The government has been concerned about the use of Section 45 of the country’s
tax code as a tax-free mechanism to obtain interest deductions linked to excessive
debt (and other hybrid instruments masquerading as debt) in facilitating, for
example, leveraged buyouts and other restructuring.
SARS and the National Treasury suspended the operation of Section 45 in June
this year for an 18-month period, in order, it was said, to protect tax revenues
from a potential loss of between ZAR3bn (USD437.5m) and ZAR5bn.

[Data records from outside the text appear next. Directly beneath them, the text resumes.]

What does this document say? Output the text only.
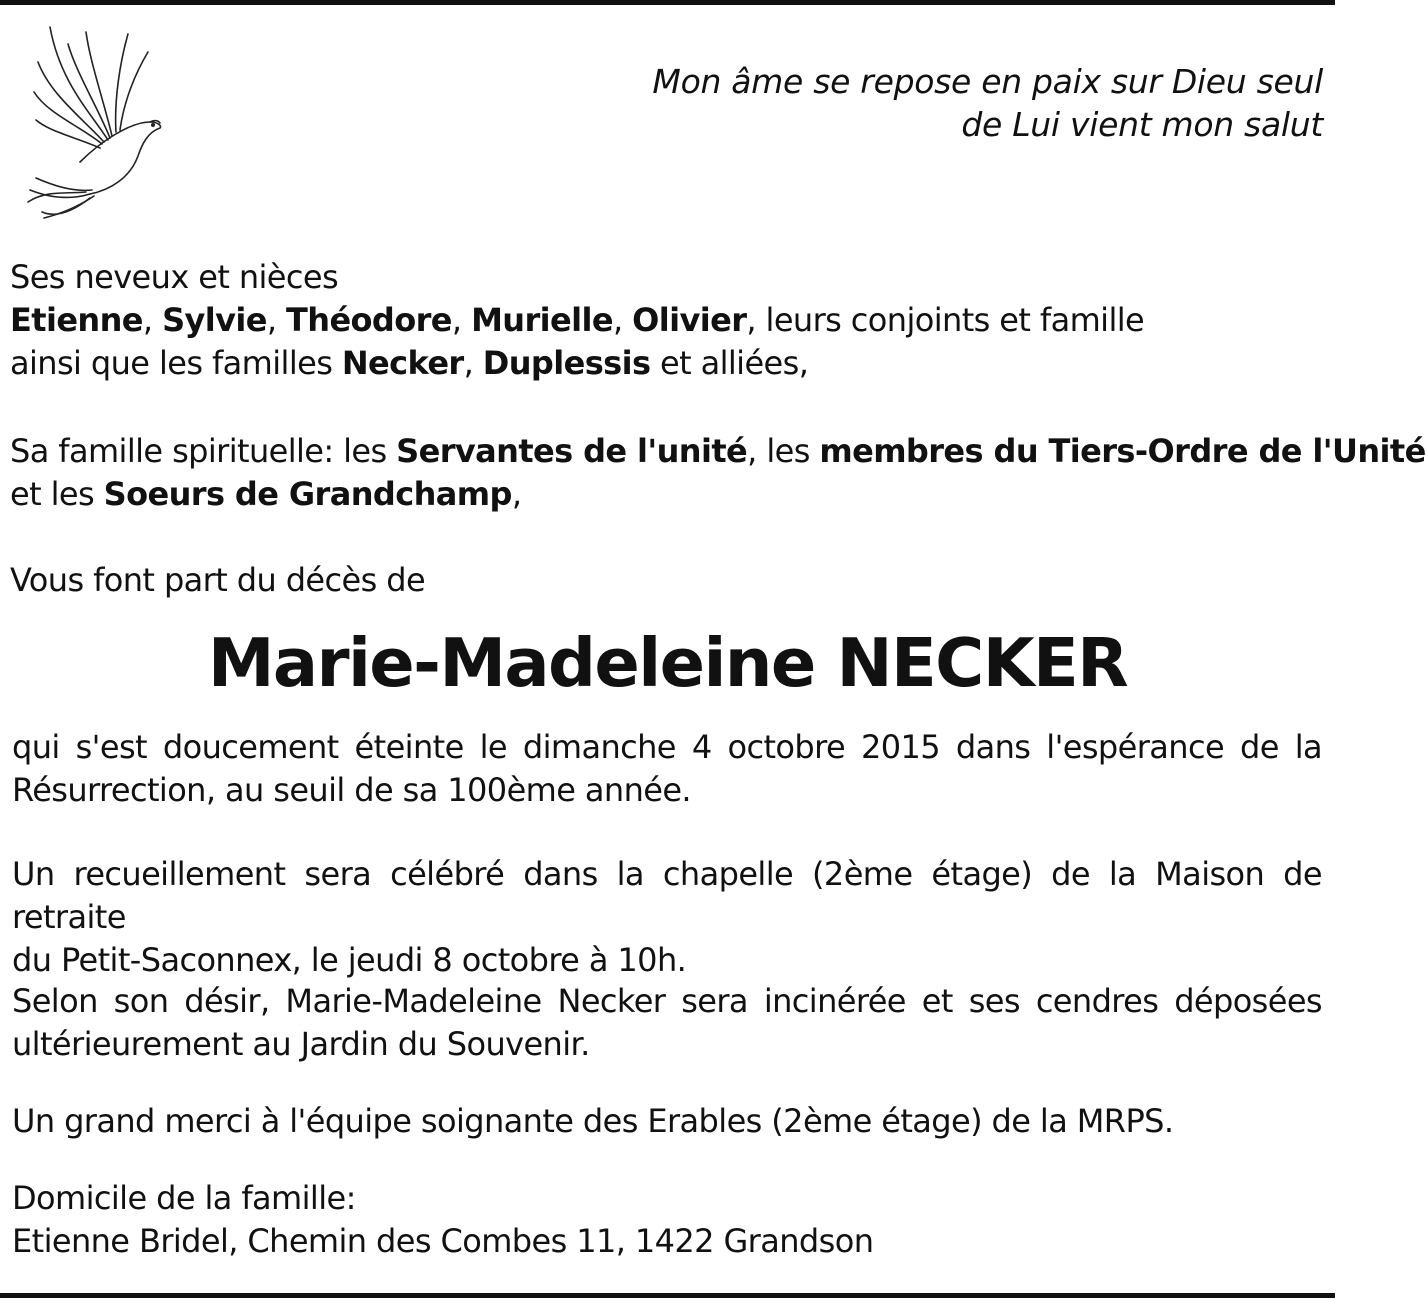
Mon âme se repose en paix sur Dieu seul
de Lui vient mon salut
Ses neveux et nièces
Etienne, Sylvie, Théodore, Murielle, Olivier, leurs conjoints et famille
ainsi que les familles Necker, Duplessis et alliées,
Sa famille spirituelle: les Servantes de l'unité, les membres du Tiers-Ordre de l'Unité
et les Soeurs de Grandchamp,
Vous font part du décès de
Marie-Madeleine NECKER
qui s'est doucement éteinte le dimanche 4 octobre 2015 dans l'espérance de la
Résurrection, au seuil de sa 100ème année.
Un recueillement sera célébré dans la chapelle (2ème étage) de la Maison de retraite
du Petit-Saconnex, le jeudi 8 octobre à 10h.
Selon son désir, Marie-Madeleine Necker sera incinérée et ses cendres déposées
ultérieurement au Jardin du Souvenir.
Un grand merci à l'équipe soignante des Erables (2ème étage) de la MRPS.
Domicile de la famille:
Etienne Bridel, Chemin des Combes 11, 1422 Grandson
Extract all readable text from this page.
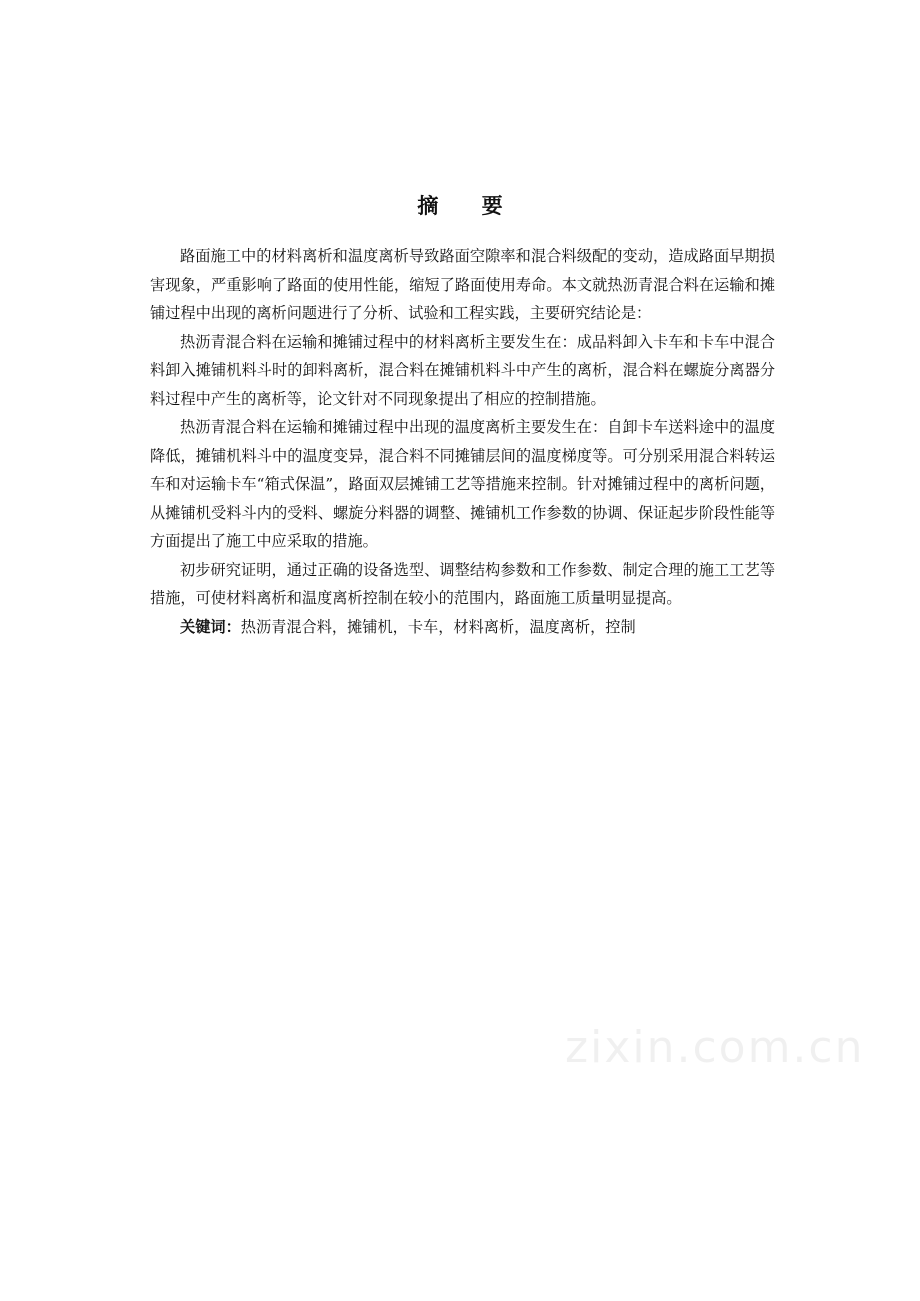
摘 要

路面施工中的材料离析和温度离析导致路面空隙率和混合料级配的变动，造成路面早期损害现象，严重影响了路面的使用性能，缩短了路面使用寿命。本文就热沥青混合料在运输和摊铺过程中出现的离析问题进行了分析、试验和工程实践，主要研究结论是：

热沥青混合料在运输和摊铺过程中的材料离析主要发生在：成品料卸入卡车和卡车中混合料卸入摊铺机料斗时的卸料离析，混合料在摊铺机料斗中产生的离析，混合料在螺旋分离器分料过程中产生的离析等，论文针对不同现象提出了相应的控制措施。

热沥青混合料在运输和摊铺过程中出现的温度离析主要发生在：自卸卡车送料途中的温度降低，摊铺机料斗中的温度变异，混合料不同摊铺层间的温度梯度等。可分别采用混合料转运车和对运输卡车“箱式保温”，路面双层摊铺工艺等措施来控制。针对摊铺过程中的离析问题，从摊铺机受料斗内的受料、螺旋分料器的调整、摊铺机工作参数的协调、保证起步阶段性能等方面提出了施工中应采取的措施。

初步研究证明，通过正确的设备选型、调整结构参数和工作参数、制定合理的施工工艺等措施，可使材料离析和温度离析控制在较小的范围内，路面施工质量明显提高。

关键词：热沥青混合料，摊铺机，卡车，材料离析，温度离析，控制

zixin.com.cn
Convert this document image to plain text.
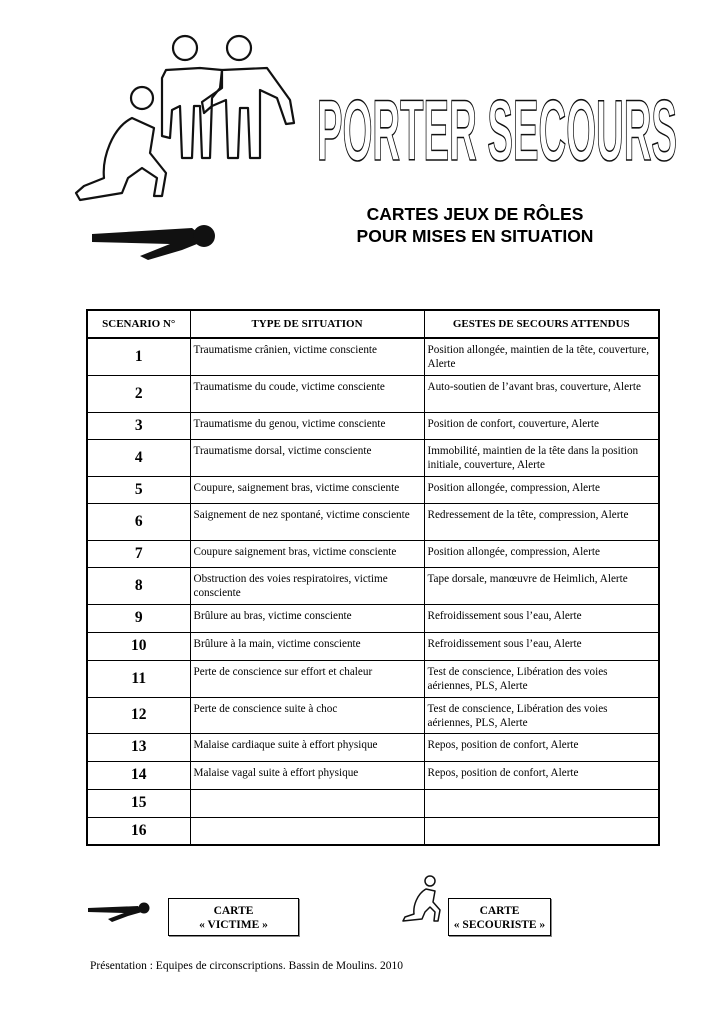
PORTER SECOURS
CARTES JEUX DE RÔLES
POUR MISES EN SITUATION
SCENARIO N°	TYPE DE SITUATION	GESTES DE SECOURS ATTENDUS
1	Traumatisme crânien, victime consciente	Position allongée, maintien de la tête, couverture, Alerte
2	Traumatisme du coude, victime consciente	Auto-soutien de l’avant bras, couverture, Alerte
3	Traumatisme du genou, victime consciente	Position de confort, couverture, Alerte
4	Traumatisme dorsal, victime consciente	Immobilité, maintien de la tête dans la position initiale, couverture, Alerte
5	Coupure, saignement bras, victime consciente	Position allongée, compression, Alerte
6	Saignement de nez spontané, victime consciente	Redressement de la tête, compression, Alerte
7	Coupure saignement bras, victime consciente	Position allongée, compression, Alerte
8	Obstruction des voies respiratoires, victime consciente	Tape dorsale, manœuvre de Heimlich, Alerte
9	Brûlure au bras, victime consciente	Refroidissement sous l’eau, Alerte
10	Brûlure à la main, victime consciente	Refroidissement sous l’eau, Alerte
11	Perte de conscience sur effort et chaleur	Test de conscience, Libération des voies aériennes, PLS, Alerte
12	Perte de conscience suite à choc	Test de conscience, Libération des voies aériennes, PLS, Alerte
13	Malaise cardiaque suite à effort physique	Repos, position de confort, Alerte
14	Malaise vagal suite à effort physique	Repos, position de confort, Alerte
15		
16		
CARTE
« VICTIME »
CARTE
« SECOURISTE »
Présentation : Equipes de circonscriptions. Bassin de Moulins. 2010
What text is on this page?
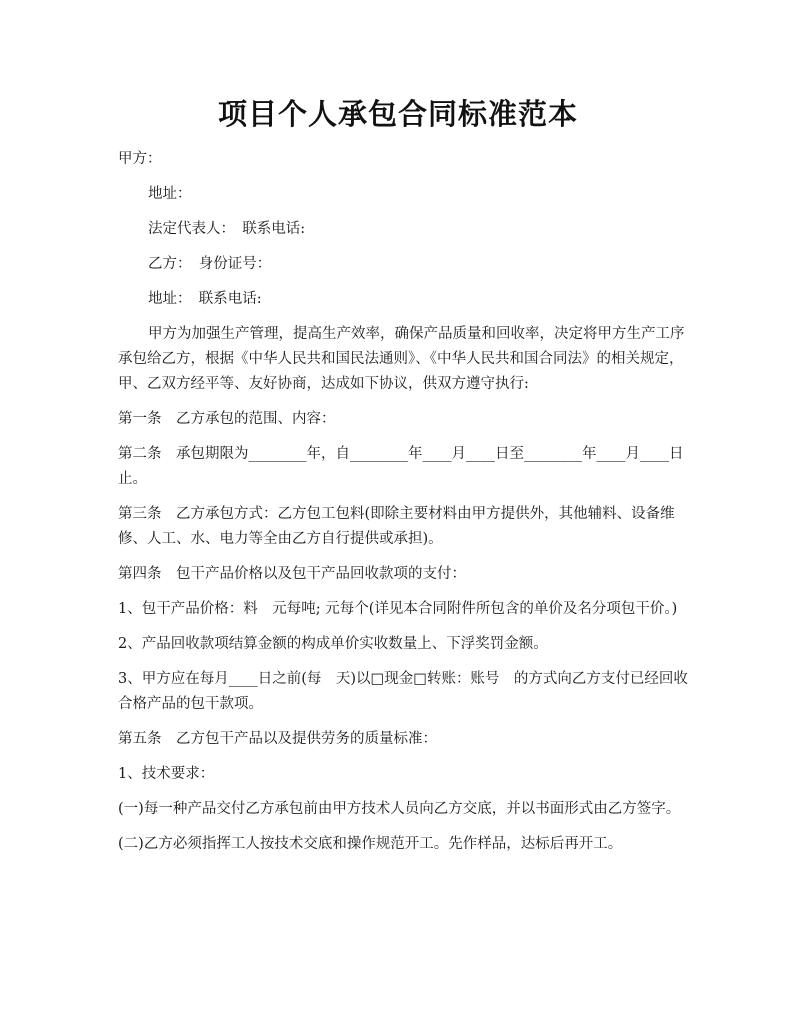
项目个人承包合同标准范本

甲方：

地址：

法定代表人：　联系电话:

乙方：　身份证号：

地址：　联系电话:

甲方为加强生产管理，提高生产效率，确保产品质量和回收率，决定将甲方生产工序承包给乙方，根据《中华人民共和国民法通则》、《中华人民共和国合同法》的相关规定，甲、乙双方经平等、友好协商，达成如下协议，供双方遵守执行:

第一条　乙方承包的范围、内容：

第二条　承包期限为________年，自________年____月____日至________年____月____日止。

第三条　乙方承包方式：乙方包工包料(即除主要材料由甲方提供外，其他辅料、设备维修、人工、水、电力等全由乙方自行提供或承担)。

第四条　包干产品价格以及包干产品回收款项的支付：

1、包干产品价格：料　元每吨; 元每个(详见本合同附件所包含的单价及名分项包干价。)

2、产品回收款项结算金额的构成单价实收数量上、下浮奖罚金额。

3、甲方应在每月____日之前(每　天)以□现金□转账：账号　的方式向乙方支付已经回收合格产品的包干款项。

第五条　乙方包干产品以及提供劳务的质量标准：

1、技术要求：

(一)每一种产品交付乙方承包前由甲方技术人员向乙方交底，并以书面形式由乙方签字。

(二)乙方必须指挥工人按技术交底和操作规范开工。先作样品，达标后再开工。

The government then announced an accelerated consultation process on the proposed
anti-avoidance measures. While reiterating their commitment to the rollover
relief provisions and the need to ensure that “non-cash out” mergers
and acquisitions should ideally be free from an immediate tax charge, they confirmed
that seemingly neutral transactions cannot be condoned if these transactions
set the stage for future tax losses (or other tax benefits) via excessive leverage.
A short, accelerated consultation period was held until July 8, but was said
to have merely confirmed the opinion of SARs and the National Treasury that
controls were needed on excessive debt. However, given the additional information
therein provided, a solution is now being proposed for the short term.
It is hoped that the short-term solution “should better accommodate the
pressing needs of the business community while simultaneously providing effective
interim protection for fiscus. Commercially orientated transactions must be
allowed to proceed as long as such transactions do not contain unacceptable
tax leakage.”
It is proposed that a section be introduced to control the interest deductions
associated with debt used to fund the acquisition of assets. Transactions will
follow different channels, in that, for example, interest deductions arising
from transactions in a ‘green’ channel, where there is no revenue
loss (or the possibility of loss) will be automatically permissible.
Interest deductions on associated debt for so-called ‘amber’ transactions
will only be permitted upon pre-approval, and transactions that are not approved
will not be permitted an interest deduction. This approach, it was pointed out,
is guided by the need to reduce administrative burdens for most legitimate transactions.
It was reiterated that the government’s goal was never to impede commercially-drive
transactions, but merely to prevent certain taxpayers and their advisors from
exploiting weaknesses in the tax system.
A longer-term set of solutions to deal with excessive debt and the characterisation
of debt is still planned for 2012 and beyond. The government remains committed
to allowing the use of Section 45 to facilitate the tax neutral movement of
assets between members of a group of companies, which do not give rise to artificial
structuring to avoid paying taxes, but SARS will, in the meantime, “continue
to investigate a number of pre-existing aggressive transactions that deliberately
avoid paying their fair share of the tax burden.”